Locally applied sealants. In human dentistry, a dental sealant is a thin, plastic coating painted on the chewing surfaces of teeth to prevent caries. In veterinary dentistry, caries are rare, so sealants are applied to help prevent periodontal disease (Figure 9). Currently, there are two commercially available veterinary dental sealants that have been clinically proven to prevent the reattachment of plaque and calculus: SANOS Dental Sealant (AllAccem) and OraVet Plaque Prevention Gel (Boehringer Ingelheim).1-3
Figure 9. Dental sealant application.
SANOS Dental Sealant has been accepted by the Veterinary Oral Health Council and is applied by a veterinary professional during the oral hygiene procedure. SANOS is a hydrophilic polymer that seals the subgingival sulcus or small pocket from the accumulation of plaque and tartar.
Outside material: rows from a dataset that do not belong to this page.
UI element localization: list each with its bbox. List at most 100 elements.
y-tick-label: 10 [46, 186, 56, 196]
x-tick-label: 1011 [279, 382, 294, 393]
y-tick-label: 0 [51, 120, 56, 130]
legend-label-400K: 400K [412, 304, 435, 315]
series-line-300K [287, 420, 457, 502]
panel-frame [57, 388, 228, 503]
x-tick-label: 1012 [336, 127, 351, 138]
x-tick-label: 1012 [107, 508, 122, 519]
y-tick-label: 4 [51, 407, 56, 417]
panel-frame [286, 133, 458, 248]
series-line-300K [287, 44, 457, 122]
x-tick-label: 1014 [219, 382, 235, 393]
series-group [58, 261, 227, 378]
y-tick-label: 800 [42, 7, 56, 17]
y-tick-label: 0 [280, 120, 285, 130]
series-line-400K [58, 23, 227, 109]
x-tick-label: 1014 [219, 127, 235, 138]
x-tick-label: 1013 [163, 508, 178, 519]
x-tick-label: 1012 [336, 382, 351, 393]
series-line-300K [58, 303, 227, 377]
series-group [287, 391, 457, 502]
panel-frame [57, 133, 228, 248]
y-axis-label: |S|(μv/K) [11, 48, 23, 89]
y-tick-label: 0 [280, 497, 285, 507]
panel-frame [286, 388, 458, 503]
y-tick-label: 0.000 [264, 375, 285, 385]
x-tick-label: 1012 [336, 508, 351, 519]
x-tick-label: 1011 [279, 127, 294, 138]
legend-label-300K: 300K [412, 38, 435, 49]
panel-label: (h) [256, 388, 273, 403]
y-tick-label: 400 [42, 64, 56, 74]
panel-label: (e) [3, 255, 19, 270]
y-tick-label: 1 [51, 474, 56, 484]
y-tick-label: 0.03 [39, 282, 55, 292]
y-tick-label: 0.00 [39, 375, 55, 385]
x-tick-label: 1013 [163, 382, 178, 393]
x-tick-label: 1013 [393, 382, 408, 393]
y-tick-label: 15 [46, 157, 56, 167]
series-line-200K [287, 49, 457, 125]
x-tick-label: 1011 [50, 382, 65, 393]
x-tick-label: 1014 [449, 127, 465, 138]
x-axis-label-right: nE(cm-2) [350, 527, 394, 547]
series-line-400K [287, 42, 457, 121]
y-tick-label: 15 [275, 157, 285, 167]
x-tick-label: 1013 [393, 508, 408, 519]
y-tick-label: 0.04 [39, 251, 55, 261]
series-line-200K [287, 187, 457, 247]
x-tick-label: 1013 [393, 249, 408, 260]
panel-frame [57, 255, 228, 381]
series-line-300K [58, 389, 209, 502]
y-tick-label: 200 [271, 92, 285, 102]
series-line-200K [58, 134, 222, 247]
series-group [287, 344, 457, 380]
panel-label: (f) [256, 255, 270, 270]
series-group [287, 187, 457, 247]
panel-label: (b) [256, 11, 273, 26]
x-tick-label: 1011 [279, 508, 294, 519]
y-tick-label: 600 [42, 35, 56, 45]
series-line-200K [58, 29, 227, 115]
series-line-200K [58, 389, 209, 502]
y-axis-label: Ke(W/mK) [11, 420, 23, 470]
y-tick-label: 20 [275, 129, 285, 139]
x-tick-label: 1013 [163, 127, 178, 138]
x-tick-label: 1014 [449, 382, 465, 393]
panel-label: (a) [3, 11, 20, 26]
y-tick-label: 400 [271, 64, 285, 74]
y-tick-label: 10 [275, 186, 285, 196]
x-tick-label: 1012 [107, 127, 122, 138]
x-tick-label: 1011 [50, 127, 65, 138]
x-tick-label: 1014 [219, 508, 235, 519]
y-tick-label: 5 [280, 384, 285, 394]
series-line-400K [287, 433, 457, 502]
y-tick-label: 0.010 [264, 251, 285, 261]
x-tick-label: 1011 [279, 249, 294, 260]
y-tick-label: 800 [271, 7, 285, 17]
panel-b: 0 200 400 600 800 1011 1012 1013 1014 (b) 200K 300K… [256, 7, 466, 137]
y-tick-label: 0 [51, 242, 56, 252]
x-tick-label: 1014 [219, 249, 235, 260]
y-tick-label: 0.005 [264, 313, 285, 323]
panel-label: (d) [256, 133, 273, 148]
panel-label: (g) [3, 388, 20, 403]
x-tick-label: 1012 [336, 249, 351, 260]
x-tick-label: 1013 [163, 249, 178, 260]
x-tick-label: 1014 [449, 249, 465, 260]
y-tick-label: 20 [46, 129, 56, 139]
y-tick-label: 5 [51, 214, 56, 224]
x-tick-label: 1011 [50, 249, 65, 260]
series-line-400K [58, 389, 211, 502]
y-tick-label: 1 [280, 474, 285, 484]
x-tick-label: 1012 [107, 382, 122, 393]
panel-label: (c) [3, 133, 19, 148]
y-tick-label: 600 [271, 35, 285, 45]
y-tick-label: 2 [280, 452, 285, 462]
The hydrophilic design of the sealant is uniquely engineered to attract water and allow oxygen to pass through to create an unfavorable environment for anaerobes. Reapplication is recommended at six-month intervals. Home care products are OK to use with SANOS, though withholding dental diets, dental chews, water additives and gels for seven days after a professional cleaning is recommended.
OraVet Plaque Prevention Gel is a hydrophobic wax that binds electrostatically to tooth enamel, creating a barrier that helps prevent plaqueforming bacteria from attaching. Ora- Vet is applied professionally during the oral hygiene procedure and then weekly by the client thereafter. If clients also use OraVet Dental Hygiene Chews with their dogs, they should wait two weeks after OraVet Sealant is applied, as the mechanical abrasion of the chews will remove the sealant.
Periodontal disease is the most common malady affecting dogs and cats. With 42 teeth in dogs and 30 in cats, you have a great opportunity to make a difference in the lives of your patients and their caregivers.
1. Bellows J, Carithers DS, Gross SJ. Efficacy of a barrier gel for reducing the development of plaque, calculus, and gingivitis in cats. J Vet Dent 2012;29(2):89-94.
2. Gengler WR, Kunkle BN, Romano D, et al. Evaluation of a barrier dental sealant in dogs. J Vet Dent 2005;22(3):157-159.
3. Sitzman C. Evaluation of a hydrophilic gingival dental sealant in beagle dogs. J Vet Dent 2013;30(3):150-155.